# Communities > Antique Arms & Armour Community > Book Reviews >  American Swords and Sword Makers on Kindle

## Eric Fairbanks

Has anyone else tried the Kindle version?  What you lose in pictures you gain with the word and name search on the app. Tons of great info on Bezdek's books but hard to find and organize. I cannot find it for the Brits and Scots or the German book. I do hope they come out soon. There is one for Peterson. It really makes ASaSM easier.

----------


## Glen C.

I think the e books are a great supplement for some books and an easier way to build a bookshelf. Tablets such as Kindle still growing in popularity but along with the briefcase car, I am disappointed in the progress at the consumer level. Decades pass between inception and consumer availability. Though, waits are getting shorter.

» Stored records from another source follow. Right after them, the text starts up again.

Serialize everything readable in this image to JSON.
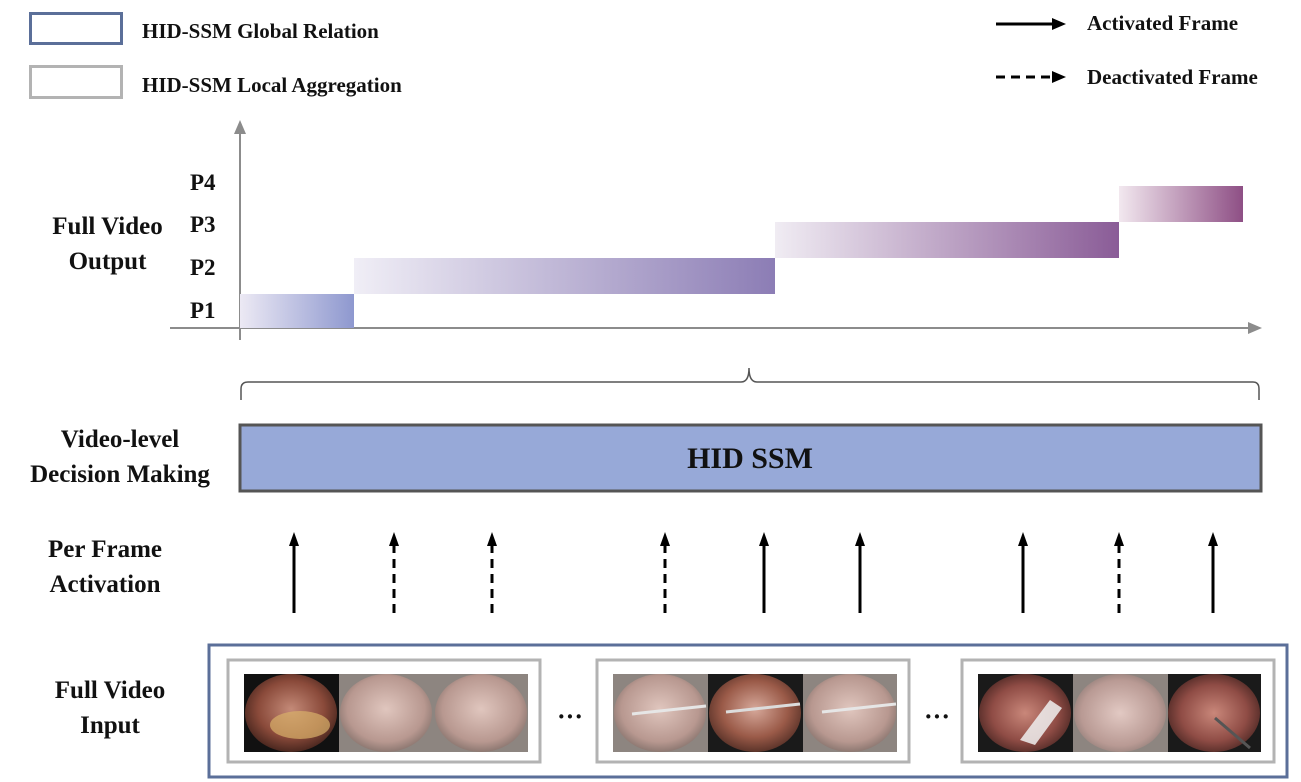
{
  "legend": {
    "global_relation": "HID-SSM Global Relation",
    "local_aggregation": "HID-SSM Local Aggregation",
    "activated_frame": "Activated Frame",
    "deactivated_frame": "Deactivated Frame"
  },
  "colors": {
    "global_border": "#5b6f99",
    "local_border": "#b3b3b3",
    "hid_fill": "#97a9d8",
    "hid_border": "#555555",
    "phase_start": "#ece9f4",
    "phase_p1_end": "#8e98cf",
    "phase_p2_end": "#8c7db5",
    "phase_p3_end": "#8a5c97",
    "phase_p4_end": "#8e4f85"
  },
  "output": {
    "side_label": [
      "Full Video",
      "Output"
    ],
    "phases": [
      "P1",
      "P2",
      "P3",
      "P4"
    ]
  },
  "decision": {
    "side_label": [
      "Video-level",
      "Decision Making"
    ],
    "box_label": "HID SSM"
  },
  "activation": {
    "side_label": [
      "Per Frame",
      "Activation"
    ],
    "frames": [
      "activated",
      "deactivated",
      "deactivated",
      "deactivated",
      "activated",
      "activated",
      "activated",
      "deactivated",
      "activated"
    ]
  },
  "input": {
    "side_label": [
      "Full Video",
      "Input"
    ],
    "ellipsis": "···"
  }
}
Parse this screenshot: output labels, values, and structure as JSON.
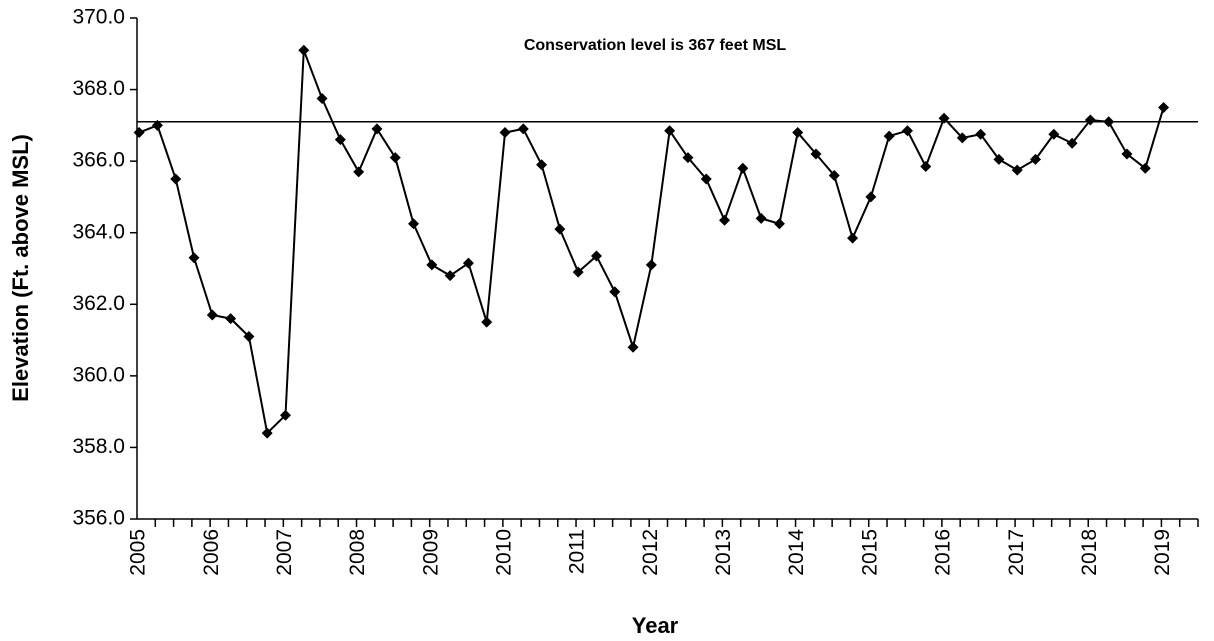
{
  "chart_data": {
    "type": "line",
    "y_label": "Elevation (Ft. above MSL)",
    "x_label": "Year",
    "annotation": "Conservation level is 367 feet MSL",
    "reference_line": 367.1,
    "categories": [
      "2005",
      null,
      null,
      null,
      "2006",
      null,
      null,
      null,
      "2007",
      null,
      null,
      null,
      "2008",
      null,
      null,
      null,
      "2009",
      null,
      null,
      null,
      "2010",
      null,
      null,
      null,
      "2011",
      null,
      null,
      null,
      "2012",
      null,
      null,
      null,
      "2013",
      null,
      null,
      null,
      "2014",
      null,
      null,
      null,
      "2015",
      null,
      null,
      null,
      "2016",
      null,
      null,
      null,
      "2017",
      null,
      null,
      null,
      "2018",
      null,
      null,
      null,
      "2019",
      null
    ],
    "series": [
      {
        "name": "Elevation",
        "color": "#000000",
        "values": [
          366.8,
          367.0,
          365.5,
          363.3,
          361.7,
          361.6,
          361.1,
          358.4,
          358.9,
          369.1,
          367.75,
          366.6,
          365.7,
          366.9,
          366.1,
          364.25,
          363.1,
          362.8,
          363.15,
          361.5,
          366.8,
          366.9,
          365.9,
          364.1,
          362.9,
          363.35,
          362.35,
          360.8,
          363.1,
          366.85,
          366.1,
          365.5,
          364.35,
          365.8,
          364.4,
          364.25,
          366.8,
          366.2,
          365.6,
          363.85,
          365.0,
          366.7,
          366.85,
          365.85,
          367.2,
          366.65,
          366.75,
          366.05,
          365.75,
          366.05,
          366.75,
          366.5,
          367.15,
          367.1,
          366.2,
          365.8,
          367.5,
          null
        ]
      }
    ],
    "ylim": [
      356,
      370
    ],
    "yticks": [
      {
        "value": 356,
        "label": "356.0"
      },
      {
        "value": 358,
        "label": "358.0"
      },
      {
        "value": 360,
        "label": "360.0"
      },
      {
        "value": 362,
        "label": "362.0"
      },
      {
        "value": 364,
        "label": "364.0"
      },
      {
        "value": 366,
        "label": "366.0"
      },
      {
        "value": 368,
        "label": "368.0"
      },
      {
        "value": 370,
        "label": "370.0"
      }
    ],
    "grid": false
  }
}
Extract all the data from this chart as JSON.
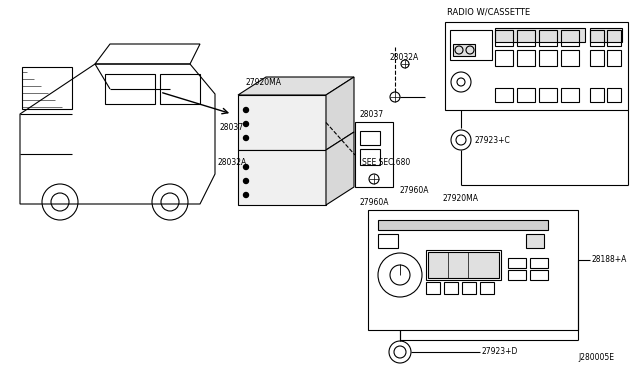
{
  "background_color": "#ffffff",
  "line_color": "#000000",
  "fig_width": 6.4,
  "fig_height": 3.72,
  "dpi": 100,
  "labels": {
    "radio_w_cassette": "RADIO W/CASSETTE",
    "see_sec": "SEE SEC.680",
    "diagram_code": "J280005E",
    "part_27920MA_1": "27920MA",
    "part_27920MA_2": "27920MA",
    "part_28037_1": "28037",
    "part_28037_2": "28037",
    "part_28032A_1": "28032A",
    "part_28032A_2": "28032A",
    "part_27960A_1": "27960A",
    "part_27960A_2": "27960A",
    "part_27923C": "27923+C",
    "part_27923D": "27923+D",
    "part_28188A": "28188+A"
  }
}
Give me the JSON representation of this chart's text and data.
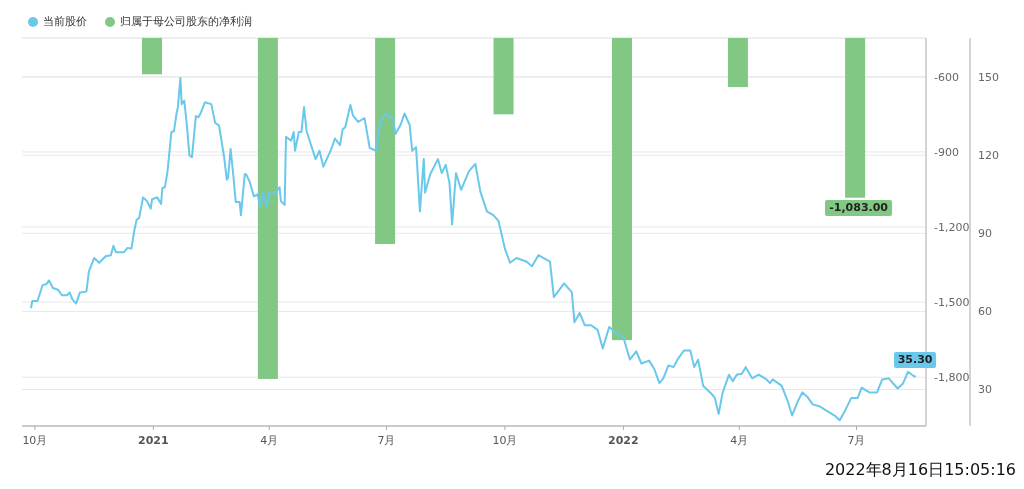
{
  "chart_data": {
    "type": "line",
    "series": [
      {
        "name": "当前股价",
        "color": "#6ac8ea",
        "axis": "y2",
        "x": [
          "2020-09-28",
          "2020-09-29",
          "2020-10-03",
          "2020-10-07",
          "2020-10-10",
          "2020-10-12",
          "2020-10-15",
          "2020-10-19",
          "2020-10-22",
          "2020-10-26",
          "2020-10-28",
          "2020-10-30",
          "2020-11-02",
          "2020-11-05",
          "2020-11-10",
          "2020-11-12",
          "2020-11-16",
          "2020-11-20",
          "2020-11-25",
          "2020-11-29",
          "2020-12-01",
          "2020-12-03",
          "2020-12-09",
          "2020-12-12",
          "2020-12-15",
          "2020-12-17",
          "2020-12-19",
          "2020-12-21",
          "2020-12-24",
          "2020-12-27",
          "2020-12-30",
          "2020-12-31",
          "2021-01-04",
          "2021-01-07",
          "2021-01-08",
          "2021-01-10",
          "2021-01-12",
          "2021-01-15",
          "2021-01-17",
          "2021-01-19",
          "2021-01-20",
          "2021-01-22",
          "2021-01-23",
          "2021-01-25",
          "2021-01-27",
          "2021-01-29",
          "2021-01-31",
          "2021-02-03",
          "2021-02-05",
          "2021-02-07",
          "2021-02-10",
          "2021-02-15",
          "2021-02-18",
          "2021-02-21",
          "2021-02-25",
          "2021-02-27",
          "2021-02-28",
          "2021-03-02",
          "2021-03-04",
          "2021-03-06",
          "2021-03-09",
          "2021-03-10",
          "2021-03-13",
          "2021-03-14",
          "2021-03-17",
          "2021-03-20",
          "2021-03-23",
          "2021-03-25",
          "2021-03-27",
          "2021-03-30",
          "2021-04-01",
          "2021-04-06",
          "2021-04-09",
          "2021-04-10",
          "2021-04-13",
          "2021-04-14",
          "2021-04-18",
          "2021-04-20",
          "2021-04-21",
          "2021-04-24",
          "2021-04-26",
          "2021-04-28",
          "2021-04-30",
          "2021-05-07",
          "2021-05-10",
          "2021-05-13",
          "2021-05-17",
          "2021-05-19",
          "2021-05-22",
          "2021-05-26",
          "2021-05-28",
          "2021-05-30",
          "2021-06-03",
          "2021-06-05",
          "2021-06-09",
          "2021-06-14",
          "2021-06-18",
          "2021-06-23",
          "2021-06-26",
          "2021-06-30",
          "2021-07-06",
          "2021-07-08",
          "2021-07-12",
          "2021-07-15",
          "2021-07-19",
          "2021-07-21",
          "2021-07-24",
          "2021-07-27",
          "2021-07-30",
          "2021-07-31",
          "2021-08-04",
          "2021-08-10",
          "2021-08-13",
          "2021-08-16",
          "2021-08-19",
          "2021-08-21",
          "2021-08-24",
          "2021-08-28",
          "2021-09-03",
          "2021-09-08",
          "2021-09-12",
          "2021-09-17",
          "2021-09-22",
          "2021-09-26",
          "2021-10-01",
          "2021-10-05",
          "2021-10-10",
          "2021-10-18",
          "2021-10-22",
          "2021-10-27",
          "2021-11-05",
          "2021-11-08",
          "2021-11-16",
          "2021-11-22",
          "2021-11-24",
          "2021-11-28",
          "2021-12-02",
          "2021-12-07",
          "2021-12-12",
          "2021-12-16",
          "2021-12-21",
          "2021-12-26",
          "2022-01-01",
          "2022-01-06",
          "2022-01-11",
          "2022-01-15",
          "2022-01-21",
          "2022-01-25",
          "2022-01-29",
          "2022-02-01",
          "2022-02-05",
          "2022-02-09",
          "2022-02-12",
          "2022-02-17",
          "2022-02-22",
          "2022-02-25",
          "2022-02-28",
          "2022-03-04",
          "2022-03-10",
          "2022-03-13",
          "2022-03-16",
          "2022-03-19",
          "2022-03-24",
          "2022-03-27",
          "2022-03-30",
          "2022-04-03",
          "2022-04-06",
          "2022-04-11",
          "2022-04-16",
          "2022-04-21",
          "2022-04-25",
          "2022-04-27",
          "2022-05-04",
          "2022-05-09",
          "2022-05-12",
          "2022-05-16",
          "2022-05-20",
          "2022-05-24",
          "2022-05-28",
          "2022-06-02",
          "2022-06-08",
          "2022-06-14",
          "2022-06-18",
          "2022-06-22",
          "2022-06-27",
          "2022-07-02",
          "2022-07-05",
          "2022-07-11",
          "2022-07-17",
          "2022-07-21",
          "2022-07-26",
          "2022-08-02",
          "2022-08-06",
          "2022-08-10",
          "2022-08-15",
          "2022-08-16"
        ],
        "values": [
          61.2,
          64.0,
          64.0,
          70.1,
          70.5,
          71.9,
          69.0,
          68.3,
          66.2,
          66.2,
          67.3,
          64.7,
          63.0,
          67.3,
          67.6,
          75.5,
          80.5,
          78.7,
          81.2,
          81.6,
          85.2,
          82.7,
          82.7,
          84.4,
          84.1,
          90.5,
          95.2,
          95.9,
          103.8,
          102.4,
          99.5,
          103.1,
          103.8,
          101.3,
          107.4,
          107.7,
          113.8,
          128.9,
          129.2,
          136.0,
          138.2,
          149.6,
          139.6,
          141.0,
          131.7,
          119.9,
          119.2,
          135.0,
          134.6,
          136.4,
          140.3,
          139.6,
          132.4,
          131.4,
          119.2,
          110.6,
          111.3,
          122.4,
          112.7,
          102.0,
          102.0,
          97.0,
          112.7,
          112.7,
          109.5,
          104.2,
          104.9,
          100.2,
          105.6,
          100.2,
          105.6,
          105.6,
          107.7,
          102.4,
          100.9,
          127.1,
          125.6,
          128.9,
          121.7,
          128.9,
          128.9,
          138.5,
          129.2,
          118.5,
          121.7,
          115.6,
          119.9,
          122.1,
          126.4,
          123.9,
          129.9,
          130.7,
          139.3,
          135.3,
          132.8,
          134.2,
          122.8,
          121.7,
          132.4,
          136.0,
          134.2,
          128.1,
          131.7,
          136.0,
          131.7,
          121.7,
          123.1,
          98.4,
          118.5,
          105.6,
          112.7,
          118.5,
          113.1,
          116.3,
          109.2,
          93.4,
          113.1,
          106.7,
          113.8,
          116.7,
          105.9,
          98.4,
          97.0,
          94.8,
          84.1,
          78.7,
          80.5,
          79.1,
          77.3,
          81.6,
          79.1,
          65.5,
          70.8,
          67.3,
          55.8,
          59.4,
          54.7,
          54.7,
          52.9,
          45.8,
          54.0,
          51.9,
          50.1,
          41.5,
          44.7,
          40.0,
          41.1,
          37.9,
          32.5,
          34.3,
          39.3,
          38.6,
          41.5,
          45.0,
          45.0,
          38.6,
          41.5,
          31.4,
          28.6,
          26.8,
          20.7,
          28.6,
          35.7,
          33.2,
          35.7,
          36.1,
          38.6,
          34.3,
          35.7,
          34.3,
          32.5,
          33.9,
          31.4,
          25.0,
          20.0,
          25.0,
          28.9,
          27.1,
          24.3,
          23.6,
          21.8,
          20.0,
          18.2,
          21.8,
          26.8,
          26.8,
          30.7,
          28.9,
          28.9,
          33.9,
          34.3,
          30.4,
          32.2,
          36.8,
          35.0,
          35.3
        ],
        "value_labels": [
          null,
          null,
          null,
          null,
          null,
          null,
          null,
          null,
          null,
          null,
          null,
          null,
          null,
          null,
          null,
          null,
          null,
          null,
          null,
          null,
          null,
          null,
          null,
          null,
          null,
          null,
          null,
          null,
          null,
          null,
          null,
          null,
          null,
          null,
          null,
          null,
          null,
          null,
          null,
          null,
          null,
          null,
          null,
          null,
          null,
          null,
          null,
          null,
          null,
          null,
          null,
          null,
          null,
          null,
          null,
          null,
          null,
          null,
          null,
          null,
          null,
          null,
          null,
          null,
          null,
          null,
          null,
          null,
          null,
          null,
          null,
          null,
          null,
          null,
          null,
          null,
          null,
          null,
          null,
          null,
          null,
          null,
          null,
          null,
          null,
          null,
          null,
          null,
          null,
          null,
          null,
          null,
          null,
          null,
          null,
          null,
          null,
          null,
          null,
          null,
          null,
          null,
          null,
          null,
          null,
          null,
          null,
          null,
          null,
          null,
          null,
          null,
          null,
          null,
          null,
          null,
          null,
          null,
          null,
          null,
          null,
          null,
          null,
          null,
          null,
          null,
          null,
          null,
          null,
          null,
          null,
          null,
          null,
          null,
          null,
          null,
          null,
          null,
          null,
          null,
          null,
          null,
          null,
          null,
          null,
          null,
          null,
          null,
          null,
          null,
          null,
          null,
          null,
          null,
          null,
          null,
          null,
          null,
          null,
          null,
          null,
          null,
          null,
          null,
          null,
          null,
          null,
          null,
          null,
          null,
          null,
          null,
          null,
          null,
          null,
          null,
          null,
          null,
          null,
          null,
          null,
          null,
          null,
          null,
          null,
          null,
          null,
          null,
          null,
          null,
          null,
          null,
          null,
          null,
          null,
          "35.30"
        ]
      },
      {
        "name": "归属于母公司股东的净利润",
        "type": "bar",
        "color": "#80c883",
        "axis": "y",
        "x": [
          "2020-12-31",
          "2021-03-31",
          "2021-06-30",
          "2021-09-30",
          "2021-12-31",
          "2022-03-31",
          "2022-06-30"
        ],
        "values": [
          -590,
          -1807,
          -1268,
          -750,
          -1652,
          -641,
          -1083
        ],
        "value_labels": [
          null,
          null,
          null,
          null,
          null,
          null,
          "-1,083.00"
        ]
      }
    ],
    "xlim": [
      "2020-09-21",
      "2022-08-24"
    ],
    "xticks": [
      {
        "value": "2020-10-01",
        "label": "10月"
      },
      {
        "value": "2021-01-01",
        "label": "2021"
      },
      {
        "value": "2021-04-01",
        "label": "4月"
      },
      {
        "value": "2021-07-01",
        "label": "7月"
      },
      {
        "value": "2021-10-01",
        "label": "10月"
      },
      {
        "value": "2022-01-01",
        "label": "2022"
      },
      {
        "value": "2022-04-01",
        "label": "4月"
      },
      {
        "value": "2022-07-01",
        "label": "7月"
      }
    ],
    "ylim": [
      -1995,
      -445
    ],
    "yticks": [
      {
        "value": -600,
        "label": "-600"
      },
      {
        "value": -900,
        "label": "-900"
      },
      {
        "value": -1200,
        "label": "-1,200"
      },
      {
        "value": -1500,
        "label": "-1,500"
      },
      {
        "value": -1800,
        "label": "-1,800"
      }
    ],
    "y2lim": [
      16,
      165
    ],
    "y2ticks": [
      30,
      60,
      90,
      120,
      150
    ],
    "grid": "y",
    "legend": "top left",
    "marker": "none",
    "annotations": [
      "2022年8月16日15:05:16"
    ]
  }
}
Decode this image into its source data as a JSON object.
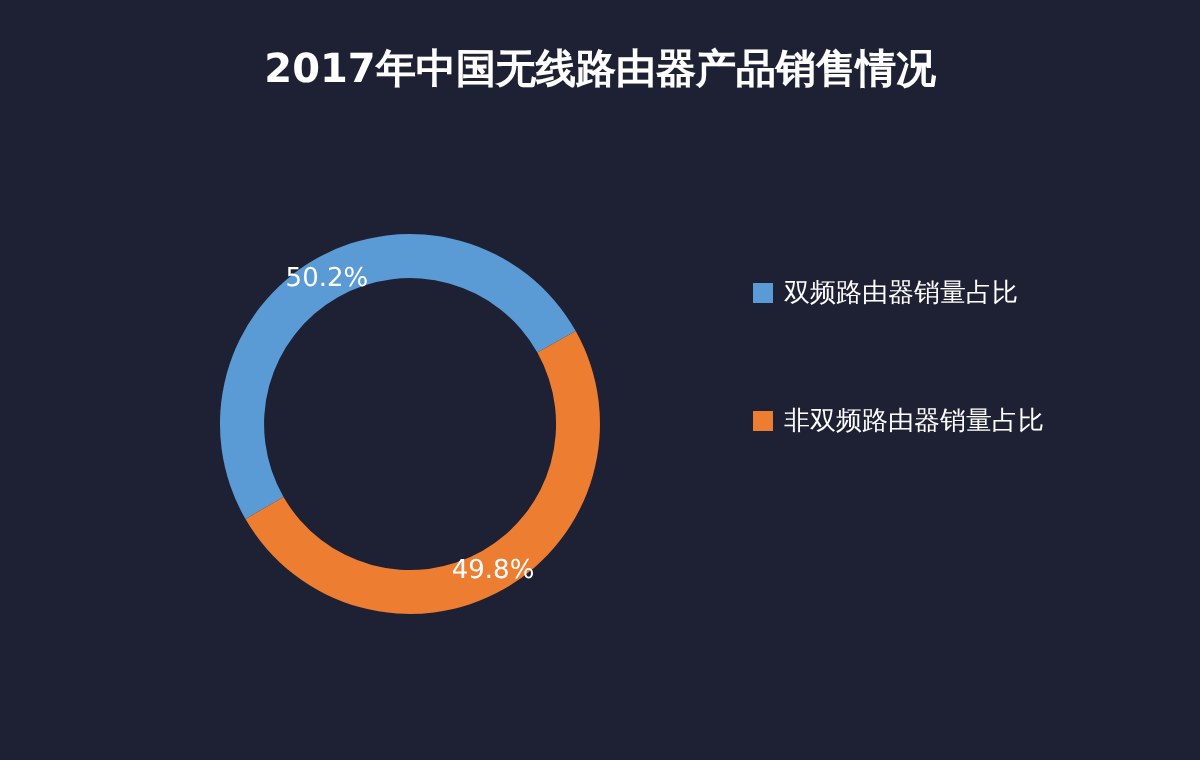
{
  "chart_data": {
    "type": "donut",
    "title": "2017年中国无线路由器产品销售情况",
    "categories": [
      "双频路由器销量占比",
      "非双频路由器销量占比"
    ],
    "values": [
      50.2,
      49.8
    ],
    "colors": [
      "#5b9bd5",
      "#ed7d31"
    ],
    "value_labels": [
      "50.2%",
      "49.8%"
    ],
    "legend": "right"
  }
}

Bezdek is a great compiler but I agree that his logs and sections take time to acclimate. I use a lot of paper bookmarks in his huge volume to make it easier to navigate. There are a few photo examples that are fairly singular to the book but a tiltle like Peterson, would be useless without adjoining examples in text. I hope that is not the case with Peterson on Kindle.

Cheers

Hotspur; {i] my years with a major publisher showed the future of media by 1990[/i]

----------


## Eric Fairbanks

Peterson on kindle has all the photos but they are offset from the accompanied text. Takes a little time to flip pages forward or back to read then veiw. They could have done a much better job and made it simple. The tablet books are great when traveling for the weight difference of multiple books. Books are better in the shop when researching except with Bezdek, then I use both. The word and name search is great. Have not found others on kindle. I would buy all Bezdeks on kindle.  Eric

----------